Verweerder heeft aangevoerd dat aan klager mogelijk per 6 oktober 2023 strafonderbreking kan worden verleend op grond van artikel 40a van de Regeling tijdelijk verlaten van de inrichting. Anders dan in RSJ 1 februari 2023, 22/29906/GB, waarnaar verweerder heeft verwezen, is het de beroepscommissie in dit geval niet gebleken dat reeds sprake is van concrete voorbereidingen in het kader van de overlevering van klager aan België. De beroepscommissie gaat voor de einddatum van klagers detentie dan ook uit van 3 december 2031 en niet van de vroegst mogelijke datum voor strafonderbreking.

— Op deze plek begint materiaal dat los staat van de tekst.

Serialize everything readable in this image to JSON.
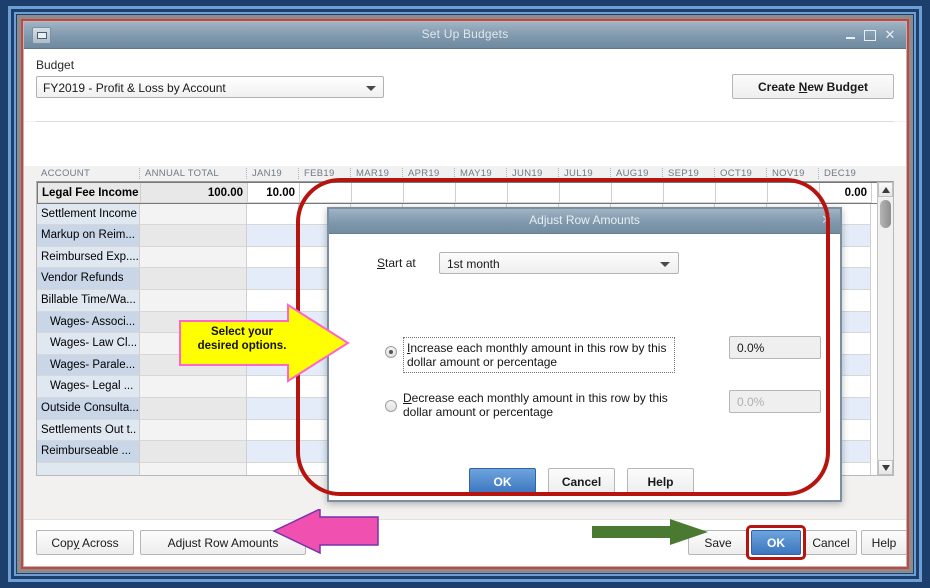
{
  "window": {
    "title": "Set Up Budgets",
    "sysmenu_icon": "window-menu-icon",
    "minimize_icon": "minimize-icon",
    "maximize_icon": "maximize-icon",
    "close_icon": "close-icon"
  },
  "budget": {
    "label": "Budget",
    "selected": "FY2019 - Profit & Loss by Account",
    "caret_icon": "chevron-down-icon",
    "create_button_pre": "Create ",
    "create_button_accel": "N",
    "create_button_post": "ew Budget"
  },
  "grid": {
    "columns": [
      "ACCOUNT",
      "ANNUAL TOTAL",
      "JAN19",
      "FEB19",
      "MAR19",
      "APR19",
      "MAY19",
      "JUN19",
      "JUL19",
      "AUG19",
      "SEP19",
      "OCT19",
      "NOV19",
      "DEC19"
    ],
    "rows": [
      {
        "account": "Legal Fee Income",
        "annual_total": "100.00",
        "jan19": "10.00",
        "dec19": "0.00",
        "indent": false,
        "selected": true
      },
      {
        "account": "Settlement Income",
        "annual_total": "",
        "jan19": "",
        "dec19": "",
        "indent": false,
        "selected": false
      },
      {
        "account": "Markup on Reim...",
        "annual_total": "",
        "jan19": "",
        "dec19": "",
        "indent": false,
        "selected": false
      },
      {
        "account": "Reimbursed Exp....",
        "annual_total": "",
        "jan19": "",
        "dec19": "",
        "indent": false,
        "selected": false
      },
      {
        "account": "Vendor Refunds",
        "annual_total": "",
        "jan19": "",
        "dec19": "",
        "indent": false,
        "selected": false
      },
      {
        "account": "Billable Time/Wa...",
        "annual_total": "",
        "jan19": "",
        "dec19": "",
        "indent": false,
        "selected": false
      },
      {
        "account": "Wages- Associ...",
        "annual_total": "",
        "jan19": "",
        "dec19": "",
        "indent": true,
        "selected": false
      },
      {
        "account": "Wages- Law Cl...",
        "annual_total": "",
        "jan19": "",
        "dec19": "",
        "indent": true,
        "selected": false
      },
      {
        "account": "Wages- Parale...",
        "annual_total": "",
        "jan19": "",
        "dec19": "",
        "indent": true,
        "selected": false
      },
      {
        "account": "Wages- Legal ...",
        "annual_total": "",
        "jan19": "",
        "dec19": "",
        "indent": true,
        "selected": false
      },
      {
        "account": "Outside Consulta...",
        "annual_total": "",
        "jan19": "",
        "dec19": "",
        "indent": false,
        "selected": false
      },
      {
        "account": "Settlements Out t..",
        "annual_total": "",
        "jan19": "",
        "dec19": "",
        "indent": false,
        "selected": false
      },
      {
        "account": "Reimburseable ...",
        "annual_total": "",
        "jan19": "",
        "dec19": "",
        "indent": false,
        "selected": false
      },
      {
        "account": "",
        "annual_total": "",
        "jan19": "",
        "dec19": "",
        "indent": false,
        "selected": false
      }
    ],
    "scrollbar": {
      "up_icon": "scroll-up-arrow-icon",
      "down_icon": "scroll-down-arrow-icon"
    }
  },
  "footer": {
    "copy_across_pre": "Cop",
    "copy_across_accel": "y",
    "copy_across_post": " Across",
    "adjust_row_amounts": "Adjust Row Amounts",
    "save": "Save",
    "ok": "OK",
    "cancel": "Cancel",
    "help": "Help"
  },
  "dialog": {
    "title": "Adjust Row Amounts",
    "close_icon": "close-icon",
    "start_at": {
      "label_accel": "S",
      "label_rest": "tart at",
      "value": "1st month",
      "caret_icon": "chevron-down-icon"
    },
    "increase": {
      "accel": "I",
      "rest": "ncrease each monthly amount in this row by this dollar amount or percentage",
      "amount": "0.0%",
      "selected": true
    },
    "decrease": {
      "accel": "D",
      "rest": "ecrease each monthly amount in this row by this dollar amount or percentage",
      "amount": "0.0%",
      "selected": false
    },
    "buttons": {
      "ok": "OK",
      "cancel": "Cancel",
      "help": "Help"
    }
  },
  "annotations": {
    "callout_line1": "Select your",
    "callout_line2": "desired options.",
    "callout_fill": "#FFFF00",
    "callout_stroke": "#FF66CC",
    "ellipse_color": "#B5140F",
    "pink_arrow_color": "#F050B0",
    "green_arrow_color": "#4A7A32",
    "ok_highlight_color": "#B5140F"
  }
}
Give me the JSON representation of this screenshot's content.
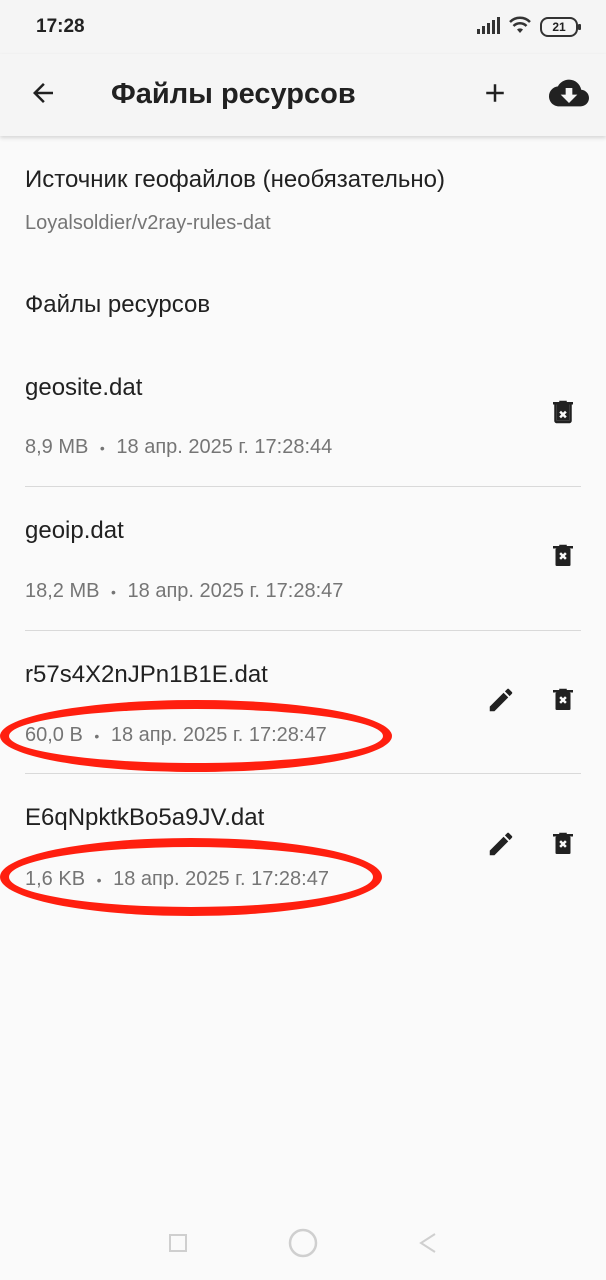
{
  "status_bar": {
    "time": "17:28",
    "battery": "21",
    "icons": [
      "signal-icon",
      "wifi-icon",
      "battery-icon"
    ]
  },
  "app_bar": {
    "title": "Файлы ресурсов",
    "back_icon": "arrow-left-icon",
    "add_icon": "plus-icon",
    "download_icon": "cloud-download-icon"
  },
  "geofiles_source": {
    "title": "Источник геофайлов (необязательно)",
    "value": "Loyalsoldier/v2ray-rules-dat"
  },
  "section_title": "Файлы ресурсов",
  "files": [
    {
      "name": "geosite.dat",
      "size": "8,9 MB",
      "separator": "•",
      "date": "18 апр. 2025 г. 17:28:44",
      "editable": false,
      "highlighted": false
    },
    {
      "name": "geoip.dat",
      "size": "18,2 MB",
      "separator": "•",
      "date": "18 апр. 2025 г. 17:28:47",
      "editable": false,
      "highlighted": false
    },
    {
      "name": "r57s4X2nJPn1B1E.dat",
      "size": "60,0 B",
      "separator": "•",
      "date": "18 апр. 2025 г. 17:28:47",
      "editable": true,
      "highlighted": true
    },
    {
      "name": "E6qNpktkBo5a9JV.dat",
      "size": "1,6 KB",
      "separator": "•",
      "date": "18 апр. 2025 г. 17:28:47",
      "editable": true,
      "highlighted": true
    }
  ],
  "annotation_color": "#ff1f0f",
  "nav_bar": [
    "recent-apps-icon",
    "home-icon",
    "back-icon"
  ]
}
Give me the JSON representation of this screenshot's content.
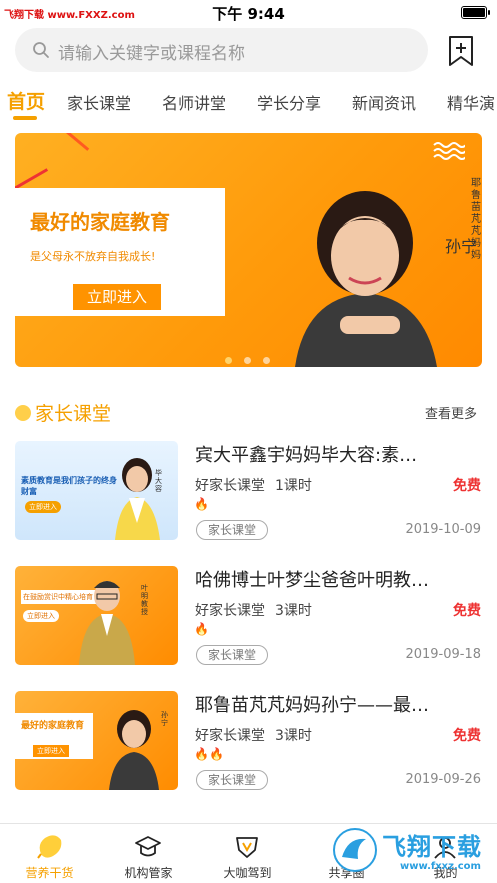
{
  "status_bar": {
    "carrier": "飞翔下载 www.FXXZ.com",
    "time": "下午 9:44"
  },
  "search": {
    "placeholder": "请输入关键字或课程名称"
  },
  "nav": {
    "tabs": [
      "首页",
      "家长课堂",
      "名师讲堂",
      "学长分享",
      "新闻资讯",
      "精华演"
    ],
    "active_index": 0
  },
  "banner": {
    "title": "最好的家庭教育",
    "subtitle": "是父母永不放弃自我成长!",
    "button": "立即进入",
    "name": "孙宁",
    "side_text": "耶鲁苗芃芃妈妈",
    "dot_count": 3,
    "active_dot": 0
  },
  "section": {
    "title": "家长课堂",
    "more": "查看更多"
  },
  "courses": [
    {
      "title": "宾大平鑫宇妈妈毕大容:素…",
      "source": "好家长课堂",
      "hours": "1课时",
      "price": "免费",
      "fire": "🔥",
      "tag": "家长课堂",
      "date": "2019-10-09",
      "thumb_text": "素质教育是我们孩子的终身财富",
      "thumb_name": "毕大容",
      "thumb_button": "立即进入"
    },
    {
      "title": "哈佛博士叶梦尘爸爸叶明教…",
      "source": "好家长课堂",
      "hours": "3课时",
      "price": "免费",
      "fire": "🔥",
      "tag": "家长课堂",
      "date": "2019-09-18",
      "thumb_text": "在鼓励赏识中精心培育",
      "thumb_name": "叶明教授",
      "thumb_button": "立即进入"
    },
    {
      "title": "耶鲁苗芃芃妈妈孙宁——最…",
      "source": "好家长课堂",
      "hours": "3课时",
      "price": "免费",
      "fire": "🔥🔥",
      "tag": "家长课堂",
      "date": "2019-09-26",
      "thumb_text": "最好的家庭教育",
      "thumb_name": "孙宁",
      "thumb_button": "立即进入"
    }
  ],
  "tab_bar": {
    "items": [
      {
        "label": "营养干货",
        "icon": "lemon-icon"
      },
      {
        "label": "机构管家",
        "icon": "graduation-cap-icon"
      },
      {
        "label": "大咖驾到",
        "icon": "v-badge-icon"
      },
      {
        "label": "共享圈",
        "icon": "share-circle-icon"
      },
      {
        "label": "我的",
        "icon": "user-icon"
      }
    ],
    "active_index": 0
  },
  "watermark": {
    "text": "飞翔下载",
    "url": "www.fxxz.com"
  },
  "colors": {
    "accent": "#f5a000",
    "free": "#e33333",
    "banner": "#ff9a0a"
  }
}
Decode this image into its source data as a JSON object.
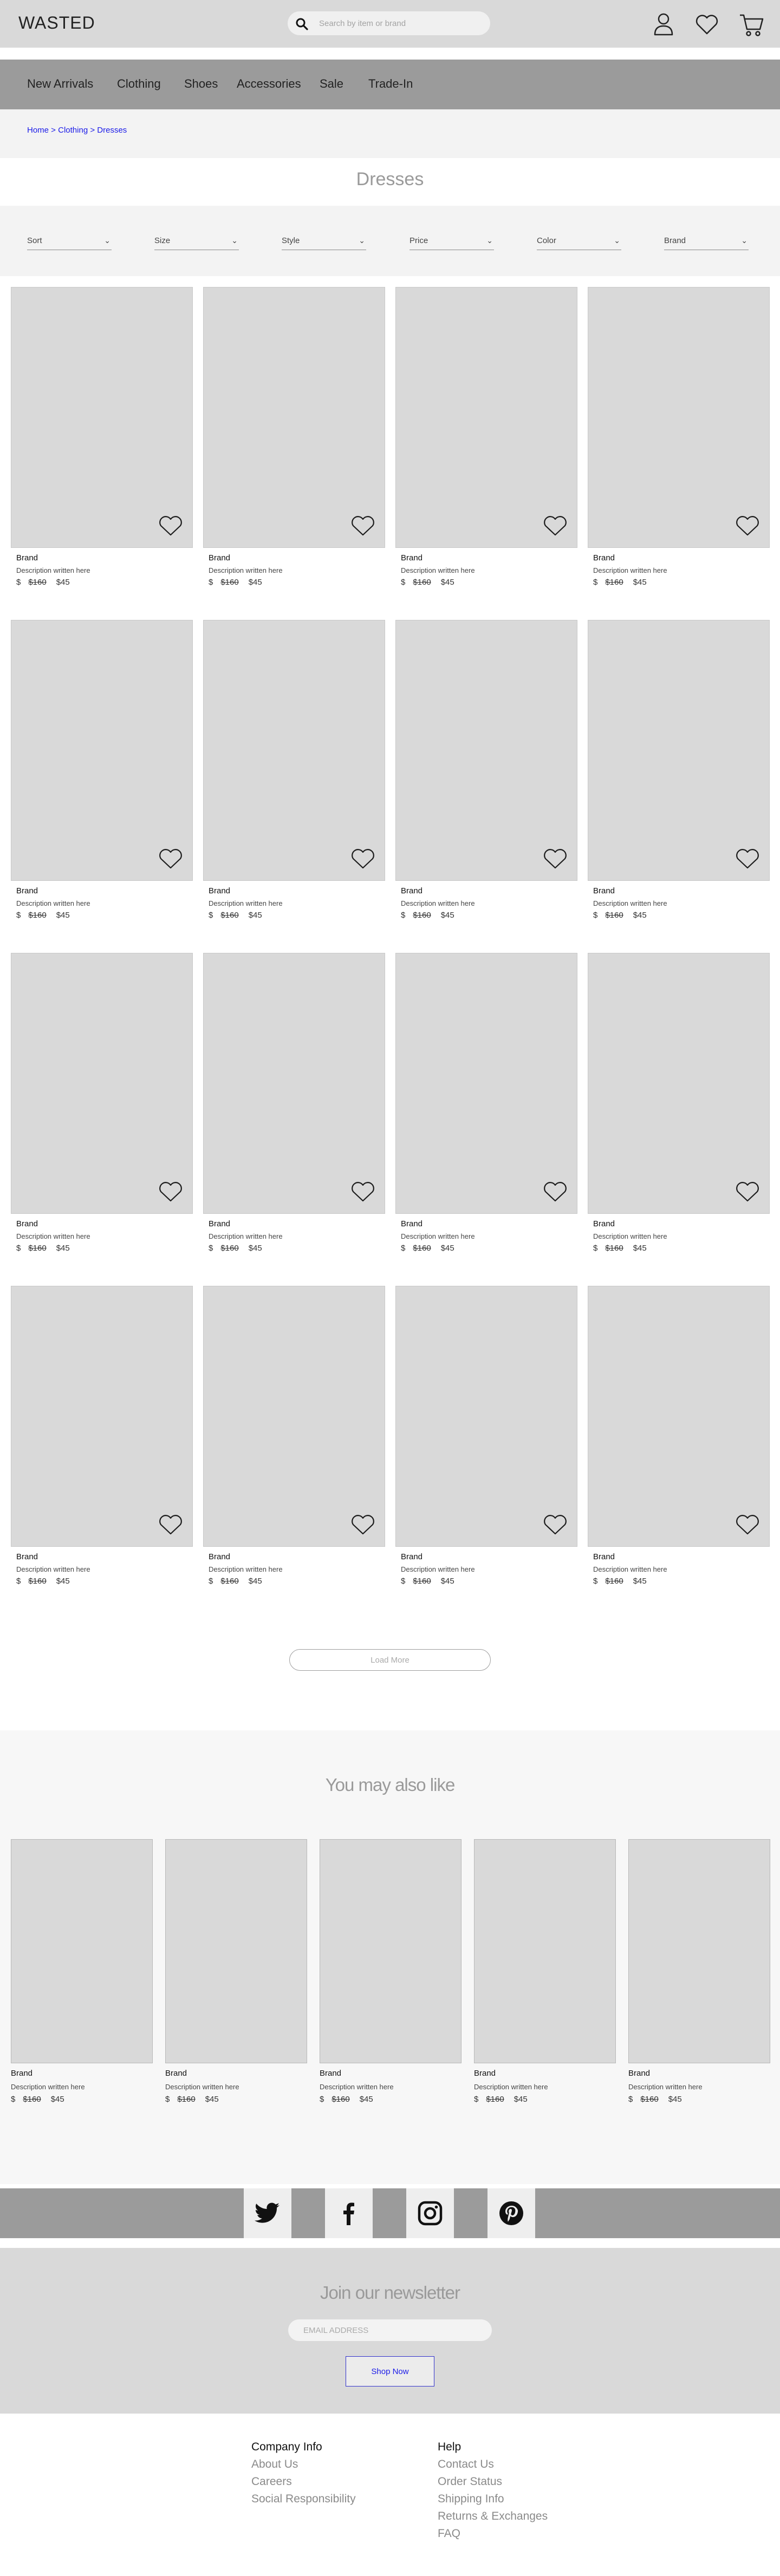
{
  "header": {
    "logo": "WASTED",
    "search_placeholder": "Search by item or brand",
    "icons": [
      "search-icon",
      "user-icon",
      "heart-icon",
      "cart-icon"
    ]
  },
  "nav": {
    "items": [
      "New Arrivals",
      "Clothing",
      "Shoes",
      "Accessories",
      "Sale",
      "Trade-In"
    ]
  },
  "breadcrumb": {
    "home": "Home",
    "sep1": " > ",
    "clothing": "Clothing",
    "sep2": " > ",
    "current": "Dresses"
  },
  "page_title": "Dresses",
  "filters": [
    "Sort",
    "Size",
    "Style",
    "Price",
    "Color",
    "Brand"
  ],
  "filter_chevron": "⌄",
  "product": {
    "brand": "Brand",
    "description": "Description written here",
    "currency": "$",
    "old_price": "$160",
    "new_price": "$45"
  },
  "load_more": "Load More",
  "recommendations": {
    "title": "You may also like"
  },
  "social": {
    "icons": [
      "twitter-icon",
      "facebook-icon",
      "instagram-icon",
      "pinterest-icon"
    ]
  },
  "newsletter": {
    "title": "Join our newsletter",
    "placeholder": "EMAIL ADDRESS",
    "button": "Shop Now"
  },
  "footer": {
    "company": {
      "heading": "Company Info",
      "links": [
        "About Us",
        "Careers",
        "Social Responsibility"
      ]
    },
    "help": {
      "heading": "Help",
      "links": [
        "Contact Us",
        "Order Status",
        "Shipping Info",
        "Returns & Exchanges",
        "FAQ"
      ]
    }
  },
  "colors": {
    "header_bg": "#d9d9d9",
    "nav_bg": "#9b9b9b",
    "placeholder_gray": "#d9d9d9",
    "link_blue": "#1a1ae8"
  }
}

De enkele, resterende omstandigheid dat klager nog een lang strafrestant heeft, maakt evenwel niet dat sprake is van uitzonderlijke omstandigheden die ertoe leiden dat verweerder dient af te wijken van artikel 20b, eerste lid, van de Regeling.

Gelet op het voorgaande en bij afweging van alle in aanmerking komende belangen, kan de bestreden beslissing niet als onredelijk of onbillijk worden aangemerkt. De beroepscommissie zal het beroep daarom ongegrond verklaren.

4. De uitspraak
De beroepscommissie verklaart het beroep ongegrond.


Deze uitspraak is op 24 juli 2023 gedaan door de beroepscommissie, bestaande uit
mr. A. Jongsma, voorzitter, mr. F. Sieders en drs. M.R.    van Veen, leden, bijgestaan door mr. S.F.J.H. Niederer, secretaris.